The two ideas that are getting through to the understanding of modern commerce are the connection between individual freedom and meritocracy. That is an important step that has taken 20 years.
Fortunately these are both positive values for Americans. Americans consider their personal freedom to be a unique and desirable quality of living. It has many meanings which need to be fleshed out.
Individual freedom should slowly grow to be understood as living with the ability to lead a complex, multifaceted life that is self organized. That really doesn’t exist for most of the world, nor does it have meaning for the many Americans who see life as a job or a career with the freedom existing on weekends and in retirement.
The notion of an authentic person is also a growing concept but it hasn’t been connected to the idea of a self organized life.
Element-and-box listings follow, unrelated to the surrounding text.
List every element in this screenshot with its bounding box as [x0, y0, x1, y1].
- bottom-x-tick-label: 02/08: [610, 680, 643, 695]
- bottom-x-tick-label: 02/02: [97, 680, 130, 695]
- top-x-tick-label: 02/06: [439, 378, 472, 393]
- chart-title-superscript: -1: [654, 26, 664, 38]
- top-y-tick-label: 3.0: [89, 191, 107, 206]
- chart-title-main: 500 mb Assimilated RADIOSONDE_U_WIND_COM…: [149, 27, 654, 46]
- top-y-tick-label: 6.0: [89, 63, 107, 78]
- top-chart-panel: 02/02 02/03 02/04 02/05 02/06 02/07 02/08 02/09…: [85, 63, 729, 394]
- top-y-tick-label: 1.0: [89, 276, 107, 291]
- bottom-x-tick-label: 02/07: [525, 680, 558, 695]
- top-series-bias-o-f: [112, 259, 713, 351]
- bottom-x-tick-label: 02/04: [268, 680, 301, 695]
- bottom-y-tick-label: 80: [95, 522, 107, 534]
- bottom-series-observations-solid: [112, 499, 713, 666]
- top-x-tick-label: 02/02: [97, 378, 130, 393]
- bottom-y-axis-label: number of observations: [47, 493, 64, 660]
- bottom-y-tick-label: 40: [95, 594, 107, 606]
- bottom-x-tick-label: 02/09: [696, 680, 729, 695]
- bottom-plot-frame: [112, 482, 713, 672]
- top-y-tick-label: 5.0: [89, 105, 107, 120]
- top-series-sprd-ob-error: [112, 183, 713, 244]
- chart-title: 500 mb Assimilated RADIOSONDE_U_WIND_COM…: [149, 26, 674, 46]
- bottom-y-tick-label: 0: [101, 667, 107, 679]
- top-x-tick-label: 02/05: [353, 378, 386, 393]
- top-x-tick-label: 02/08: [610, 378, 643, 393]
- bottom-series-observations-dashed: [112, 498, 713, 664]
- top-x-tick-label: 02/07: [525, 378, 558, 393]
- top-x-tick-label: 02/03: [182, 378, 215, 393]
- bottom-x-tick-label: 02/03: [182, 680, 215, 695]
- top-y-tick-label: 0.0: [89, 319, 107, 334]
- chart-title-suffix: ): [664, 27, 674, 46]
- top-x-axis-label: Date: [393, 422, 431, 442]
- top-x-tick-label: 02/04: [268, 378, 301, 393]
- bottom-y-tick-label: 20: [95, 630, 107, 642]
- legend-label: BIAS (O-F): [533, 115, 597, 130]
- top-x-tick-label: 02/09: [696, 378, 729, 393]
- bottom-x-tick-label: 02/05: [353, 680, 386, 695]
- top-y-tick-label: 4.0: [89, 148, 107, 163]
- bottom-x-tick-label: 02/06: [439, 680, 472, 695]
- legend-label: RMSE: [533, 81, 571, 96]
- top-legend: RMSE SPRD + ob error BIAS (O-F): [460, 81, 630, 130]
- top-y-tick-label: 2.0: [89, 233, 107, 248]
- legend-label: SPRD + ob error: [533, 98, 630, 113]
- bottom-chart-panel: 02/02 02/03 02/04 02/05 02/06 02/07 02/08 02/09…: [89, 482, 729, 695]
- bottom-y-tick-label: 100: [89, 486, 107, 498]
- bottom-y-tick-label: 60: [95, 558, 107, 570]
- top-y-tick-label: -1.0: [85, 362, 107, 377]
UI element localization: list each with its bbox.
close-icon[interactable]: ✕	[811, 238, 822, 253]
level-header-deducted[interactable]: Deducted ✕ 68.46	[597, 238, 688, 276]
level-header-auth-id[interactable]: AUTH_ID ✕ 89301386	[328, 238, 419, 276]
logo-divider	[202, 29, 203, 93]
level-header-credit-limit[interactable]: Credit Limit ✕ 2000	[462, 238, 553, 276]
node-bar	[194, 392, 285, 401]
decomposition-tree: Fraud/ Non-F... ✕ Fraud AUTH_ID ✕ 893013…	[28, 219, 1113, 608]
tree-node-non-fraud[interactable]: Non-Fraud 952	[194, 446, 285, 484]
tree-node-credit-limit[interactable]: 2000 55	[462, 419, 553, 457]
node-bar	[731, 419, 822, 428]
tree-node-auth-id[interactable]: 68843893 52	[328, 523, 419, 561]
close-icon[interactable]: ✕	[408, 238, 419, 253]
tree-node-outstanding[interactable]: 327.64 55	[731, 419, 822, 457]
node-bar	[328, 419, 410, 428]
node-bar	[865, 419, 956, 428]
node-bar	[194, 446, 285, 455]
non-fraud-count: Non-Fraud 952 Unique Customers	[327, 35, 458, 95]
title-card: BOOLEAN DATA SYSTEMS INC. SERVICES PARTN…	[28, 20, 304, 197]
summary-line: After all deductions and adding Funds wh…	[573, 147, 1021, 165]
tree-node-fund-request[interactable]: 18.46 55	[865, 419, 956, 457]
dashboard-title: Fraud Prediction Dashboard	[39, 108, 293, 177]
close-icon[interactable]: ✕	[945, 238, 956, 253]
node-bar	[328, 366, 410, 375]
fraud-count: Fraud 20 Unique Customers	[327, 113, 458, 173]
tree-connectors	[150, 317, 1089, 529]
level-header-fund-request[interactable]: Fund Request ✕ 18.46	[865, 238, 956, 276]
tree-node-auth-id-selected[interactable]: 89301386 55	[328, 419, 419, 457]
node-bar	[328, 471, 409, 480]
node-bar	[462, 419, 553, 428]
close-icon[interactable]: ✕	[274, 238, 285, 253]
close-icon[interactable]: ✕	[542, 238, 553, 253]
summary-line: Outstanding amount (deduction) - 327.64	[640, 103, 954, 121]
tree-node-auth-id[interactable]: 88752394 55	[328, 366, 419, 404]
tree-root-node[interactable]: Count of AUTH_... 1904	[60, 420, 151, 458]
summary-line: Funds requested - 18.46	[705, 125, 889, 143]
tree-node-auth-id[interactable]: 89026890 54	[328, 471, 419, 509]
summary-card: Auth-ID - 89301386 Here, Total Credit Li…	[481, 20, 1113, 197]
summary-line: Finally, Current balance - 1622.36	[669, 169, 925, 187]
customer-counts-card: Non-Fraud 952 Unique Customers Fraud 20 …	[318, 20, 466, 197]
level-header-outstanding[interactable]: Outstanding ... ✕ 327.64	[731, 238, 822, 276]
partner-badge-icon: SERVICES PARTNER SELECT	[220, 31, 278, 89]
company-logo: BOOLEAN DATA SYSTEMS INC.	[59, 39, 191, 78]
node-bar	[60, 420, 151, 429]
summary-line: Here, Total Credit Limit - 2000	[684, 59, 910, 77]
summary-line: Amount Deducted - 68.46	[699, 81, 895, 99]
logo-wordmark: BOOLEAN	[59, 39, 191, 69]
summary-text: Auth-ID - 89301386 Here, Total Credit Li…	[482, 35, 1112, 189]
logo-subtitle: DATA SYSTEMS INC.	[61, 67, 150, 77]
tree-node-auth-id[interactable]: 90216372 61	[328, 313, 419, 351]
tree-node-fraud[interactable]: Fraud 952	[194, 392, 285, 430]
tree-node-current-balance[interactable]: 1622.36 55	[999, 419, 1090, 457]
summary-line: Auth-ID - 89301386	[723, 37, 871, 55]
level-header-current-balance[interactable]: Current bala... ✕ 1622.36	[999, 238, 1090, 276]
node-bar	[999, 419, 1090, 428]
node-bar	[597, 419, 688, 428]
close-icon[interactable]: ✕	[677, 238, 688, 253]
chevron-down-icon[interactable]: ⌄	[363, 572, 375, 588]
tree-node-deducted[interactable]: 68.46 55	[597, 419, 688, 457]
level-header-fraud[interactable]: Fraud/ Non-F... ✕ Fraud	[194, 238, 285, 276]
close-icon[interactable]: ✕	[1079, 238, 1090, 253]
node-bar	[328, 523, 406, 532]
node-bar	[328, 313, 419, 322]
And the need for modern commerce in a society with individual freedom.
I am delighted to see the concept of meritocracy emerging among thinkers, recently. It is probably the strongest value that Americans can connect with that is a core part of modern commerce.
Most people have no idea how narrow the world of meritocracy is. It simply doesn’t exist anywhere that tribal or family cohesion is paramount. That includes all of Africa, Islam, India, China and in the hereditary elites in the rest of the world. It is good to connect meritocracy to modern commerce but it may be impossible to get people to understand that it is limited to very few societies.
Lastly, the idea of modern commerce as a Darwinian form of evolution is still limited to the phrase ‘creative destruction’ without any sense that thousands of businesses are merging, failing and expanding every day. The dynamics are not visible. Only one or two of the top 100 companies of 1960 even exists today and only a handful are still in the top 100.
Hopefully, progress in understanding more about modern commerce is underway.